Conflict - the perfect recipe

Ingredients:
​A revolution, aged and volatile.
​Falling markets.
​A large selection of well-educated people.
​A bitter slice of the Iran–Iraq War.
​A whole country transformed into a theocratic state.
​A pinch of the death of a president.
​Billion-dollar B-2 bombers.
​A severe economic strain.
​The entirety of the I.R.G.C.
​A century of cold distrust with the West.
​Several spikes in oil prices.
​Drone attacks, garnished with counter-attacks.
​A large supply chain shock.
​Tensions, specifically with the U.S. - ground to a fine powder.
​Cancelled flights and intercepted missiles.
​Reparation flights in hand.
​Hundreds of deaths.
​Failed plans intending to liberate a people - now shaken liberally around the world, left to find whatever life they can.
​Missiles, for both sides to launch.
​Seasoned with death and misery.
​A handful of despair to decorate.

​Method:
​Preheat the area (it’s already warm). The ships alight in the Straits of Hormuz will help with that.
​Marinate a people with a deep and ancient heritage. Place them into an impossible situation.
​Simmer half of the million-dollar Tomahawk cruise missiles in the skies above the capital - save some for later.
​Reduce to total chaos. Choke the shipping lanes until the oil thickens.
​Say no to nuclear missiles. Julienne the borders until the humanitarian, economic, and security consequences spill out.
​Search for the end game. If one can’t be found, simply whisk up widespread displacement and increased migration, then dribble on risks of global financial instability.
​Moisten with a squadron of F-35 jets if required.

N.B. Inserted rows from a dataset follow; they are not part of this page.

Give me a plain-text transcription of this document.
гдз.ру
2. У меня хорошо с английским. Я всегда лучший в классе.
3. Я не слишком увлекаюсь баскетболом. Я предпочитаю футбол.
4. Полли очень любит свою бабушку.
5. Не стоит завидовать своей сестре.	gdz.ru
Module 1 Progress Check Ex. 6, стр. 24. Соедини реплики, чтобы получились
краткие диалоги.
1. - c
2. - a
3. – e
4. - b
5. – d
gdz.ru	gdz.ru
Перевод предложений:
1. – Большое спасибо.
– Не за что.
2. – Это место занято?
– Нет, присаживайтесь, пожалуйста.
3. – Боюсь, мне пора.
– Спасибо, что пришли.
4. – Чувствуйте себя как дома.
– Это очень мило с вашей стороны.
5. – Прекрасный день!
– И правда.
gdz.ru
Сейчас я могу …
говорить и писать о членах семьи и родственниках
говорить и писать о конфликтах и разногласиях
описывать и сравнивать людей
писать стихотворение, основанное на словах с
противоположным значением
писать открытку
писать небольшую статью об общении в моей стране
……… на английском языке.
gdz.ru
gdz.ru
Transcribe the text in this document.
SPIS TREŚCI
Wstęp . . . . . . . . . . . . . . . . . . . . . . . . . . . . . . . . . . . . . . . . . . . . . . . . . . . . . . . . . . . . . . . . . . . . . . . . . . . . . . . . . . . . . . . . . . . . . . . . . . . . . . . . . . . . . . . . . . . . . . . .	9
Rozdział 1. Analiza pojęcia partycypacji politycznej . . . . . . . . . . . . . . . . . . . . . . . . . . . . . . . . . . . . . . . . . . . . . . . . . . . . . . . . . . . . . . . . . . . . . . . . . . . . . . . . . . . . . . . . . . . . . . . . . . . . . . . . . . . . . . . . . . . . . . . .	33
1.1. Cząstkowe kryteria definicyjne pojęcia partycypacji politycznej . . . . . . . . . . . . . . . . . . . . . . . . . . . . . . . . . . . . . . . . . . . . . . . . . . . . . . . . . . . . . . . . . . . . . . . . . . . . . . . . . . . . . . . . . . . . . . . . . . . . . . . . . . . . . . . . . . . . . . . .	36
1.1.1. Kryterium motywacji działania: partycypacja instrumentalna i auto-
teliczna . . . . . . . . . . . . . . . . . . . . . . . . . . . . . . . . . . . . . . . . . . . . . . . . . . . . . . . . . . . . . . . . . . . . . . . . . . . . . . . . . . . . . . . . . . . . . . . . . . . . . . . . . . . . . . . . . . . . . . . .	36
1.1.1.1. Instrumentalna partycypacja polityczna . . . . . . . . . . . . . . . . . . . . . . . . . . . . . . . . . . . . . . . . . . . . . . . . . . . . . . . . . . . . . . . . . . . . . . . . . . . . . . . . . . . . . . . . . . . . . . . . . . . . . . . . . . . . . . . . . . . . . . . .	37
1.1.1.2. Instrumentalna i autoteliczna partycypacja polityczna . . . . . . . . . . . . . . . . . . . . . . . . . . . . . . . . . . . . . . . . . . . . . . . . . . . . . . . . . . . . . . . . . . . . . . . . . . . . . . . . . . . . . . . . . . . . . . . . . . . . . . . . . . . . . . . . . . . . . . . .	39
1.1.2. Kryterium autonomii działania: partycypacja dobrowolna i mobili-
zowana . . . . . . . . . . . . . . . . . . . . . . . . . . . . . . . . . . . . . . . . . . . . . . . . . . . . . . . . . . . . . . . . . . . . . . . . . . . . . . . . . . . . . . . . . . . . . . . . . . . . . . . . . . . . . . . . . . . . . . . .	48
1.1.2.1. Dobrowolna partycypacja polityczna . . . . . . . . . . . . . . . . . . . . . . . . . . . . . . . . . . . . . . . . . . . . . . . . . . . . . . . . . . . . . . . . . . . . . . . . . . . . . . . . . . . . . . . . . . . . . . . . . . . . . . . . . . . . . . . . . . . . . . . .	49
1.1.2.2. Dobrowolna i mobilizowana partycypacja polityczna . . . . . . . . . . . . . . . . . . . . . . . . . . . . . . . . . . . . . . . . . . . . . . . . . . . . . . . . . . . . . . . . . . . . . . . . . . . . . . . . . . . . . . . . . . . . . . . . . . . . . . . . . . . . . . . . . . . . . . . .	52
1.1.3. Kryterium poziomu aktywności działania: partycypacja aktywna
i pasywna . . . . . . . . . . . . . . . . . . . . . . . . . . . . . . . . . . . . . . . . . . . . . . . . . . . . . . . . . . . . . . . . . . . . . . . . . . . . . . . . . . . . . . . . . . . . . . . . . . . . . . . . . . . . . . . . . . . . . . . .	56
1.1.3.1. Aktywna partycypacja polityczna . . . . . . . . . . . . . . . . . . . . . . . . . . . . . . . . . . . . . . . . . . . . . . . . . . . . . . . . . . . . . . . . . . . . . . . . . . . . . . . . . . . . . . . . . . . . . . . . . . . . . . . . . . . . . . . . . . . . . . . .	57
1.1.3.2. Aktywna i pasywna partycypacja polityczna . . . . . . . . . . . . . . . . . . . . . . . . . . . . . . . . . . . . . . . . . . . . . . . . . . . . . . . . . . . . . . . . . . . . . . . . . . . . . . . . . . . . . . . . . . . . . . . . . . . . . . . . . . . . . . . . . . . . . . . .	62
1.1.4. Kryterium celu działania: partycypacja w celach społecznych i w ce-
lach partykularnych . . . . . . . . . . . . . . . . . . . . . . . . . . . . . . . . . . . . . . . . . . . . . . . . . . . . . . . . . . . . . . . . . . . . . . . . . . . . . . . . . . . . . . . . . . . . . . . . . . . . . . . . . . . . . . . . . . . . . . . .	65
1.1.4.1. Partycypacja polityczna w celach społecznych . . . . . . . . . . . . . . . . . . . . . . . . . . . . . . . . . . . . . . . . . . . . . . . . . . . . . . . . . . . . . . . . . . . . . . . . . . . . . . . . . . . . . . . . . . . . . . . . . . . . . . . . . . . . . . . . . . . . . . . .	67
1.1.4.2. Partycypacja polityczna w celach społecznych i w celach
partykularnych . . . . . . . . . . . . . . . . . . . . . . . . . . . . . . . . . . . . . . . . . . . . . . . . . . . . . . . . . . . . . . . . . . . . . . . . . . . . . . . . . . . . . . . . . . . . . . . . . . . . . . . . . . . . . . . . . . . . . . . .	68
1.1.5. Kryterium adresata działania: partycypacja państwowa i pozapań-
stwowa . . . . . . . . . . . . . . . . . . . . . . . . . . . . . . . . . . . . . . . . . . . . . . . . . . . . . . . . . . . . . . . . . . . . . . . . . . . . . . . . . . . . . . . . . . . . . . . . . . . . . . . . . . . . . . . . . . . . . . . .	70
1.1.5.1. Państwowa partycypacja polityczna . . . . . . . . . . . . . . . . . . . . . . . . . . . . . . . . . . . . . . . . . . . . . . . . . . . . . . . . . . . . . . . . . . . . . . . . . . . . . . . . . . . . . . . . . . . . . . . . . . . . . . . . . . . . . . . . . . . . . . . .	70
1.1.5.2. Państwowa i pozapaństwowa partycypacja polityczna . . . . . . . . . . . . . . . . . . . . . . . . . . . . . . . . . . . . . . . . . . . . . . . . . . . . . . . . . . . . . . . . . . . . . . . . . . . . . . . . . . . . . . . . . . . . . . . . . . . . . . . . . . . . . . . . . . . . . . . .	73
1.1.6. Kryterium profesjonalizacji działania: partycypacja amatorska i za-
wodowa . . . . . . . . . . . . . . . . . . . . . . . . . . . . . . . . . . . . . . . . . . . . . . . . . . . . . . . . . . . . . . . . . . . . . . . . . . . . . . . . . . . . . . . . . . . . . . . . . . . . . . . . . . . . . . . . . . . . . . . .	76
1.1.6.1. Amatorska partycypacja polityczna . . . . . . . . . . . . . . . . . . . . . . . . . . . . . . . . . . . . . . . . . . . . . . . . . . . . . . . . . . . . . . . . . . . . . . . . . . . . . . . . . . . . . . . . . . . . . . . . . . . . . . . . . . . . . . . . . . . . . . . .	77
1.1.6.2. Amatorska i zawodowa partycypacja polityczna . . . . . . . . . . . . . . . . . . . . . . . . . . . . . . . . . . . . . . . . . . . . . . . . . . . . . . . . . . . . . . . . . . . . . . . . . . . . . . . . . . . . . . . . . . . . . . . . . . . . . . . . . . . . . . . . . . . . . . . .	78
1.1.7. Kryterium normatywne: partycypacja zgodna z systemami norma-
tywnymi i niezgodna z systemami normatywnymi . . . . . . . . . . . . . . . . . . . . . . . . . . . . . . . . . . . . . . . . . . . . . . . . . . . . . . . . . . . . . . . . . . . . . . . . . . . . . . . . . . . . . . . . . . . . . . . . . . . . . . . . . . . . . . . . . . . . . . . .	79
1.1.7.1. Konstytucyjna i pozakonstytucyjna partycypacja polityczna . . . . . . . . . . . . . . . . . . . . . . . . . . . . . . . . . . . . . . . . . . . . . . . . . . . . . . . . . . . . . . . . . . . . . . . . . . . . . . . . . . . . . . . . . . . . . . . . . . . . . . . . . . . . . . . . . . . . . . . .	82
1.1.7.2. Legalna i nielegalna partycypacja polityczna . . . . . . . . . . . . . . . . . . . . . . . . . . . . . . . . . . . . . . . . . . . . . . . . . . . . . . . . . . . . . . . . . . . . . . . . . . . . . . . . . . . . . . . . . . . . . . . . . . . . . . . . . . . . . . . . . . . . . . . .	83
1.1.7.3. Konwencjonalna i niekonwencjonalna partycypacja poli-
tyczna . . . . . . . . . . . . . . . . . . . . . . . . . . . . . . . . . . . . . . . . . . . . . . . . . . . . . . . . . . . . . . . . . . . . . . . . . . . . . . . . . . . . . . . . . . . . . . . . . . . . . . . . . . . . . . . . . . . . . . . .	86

​Rest for five minutes. Iranians can’t.
​Blanch a civilization which goes back thousands of years.
​Warm aircraft carriers ready to dispatch and knock back this rich tapestry of a country. Pull it apart—bit by bit.
​Add destroyers, warships, and maybe a few "boots on the ground."
​Turn out this objective of a deranged President onto an unprepared work-surface.
​Finally, cobble together a complete regime change—from the skies above, if necessary.

​Serve:
​Pour out this once-proud culture, once profoundly shaped with poetry, hospitality, and a complex social etiquette of politeness and deference. Display a rich, diverse culture with a mix of Persian, Azeri, and Kurdish traditions.

​Alternatives:
​Try replacing the war with a long-lasting and comprehensive two-state peace deal.
​Try ensuring security for Israel and a viable, sovereign state for the Palestinians.
​Add a splash of regional stability and the cessation of proxy conflicts.
​You might even try a couple of crumbs of humanitarian recovery.

​Nutritional Warning:
​Ask yourself: Who am I fighting? Who am I in a conflict with? Surely not the ordinary Iranian people—haven’t they suffered enough?

Warning: May contain traces of lost generations. Results are permanent. Not suitable for human consumption.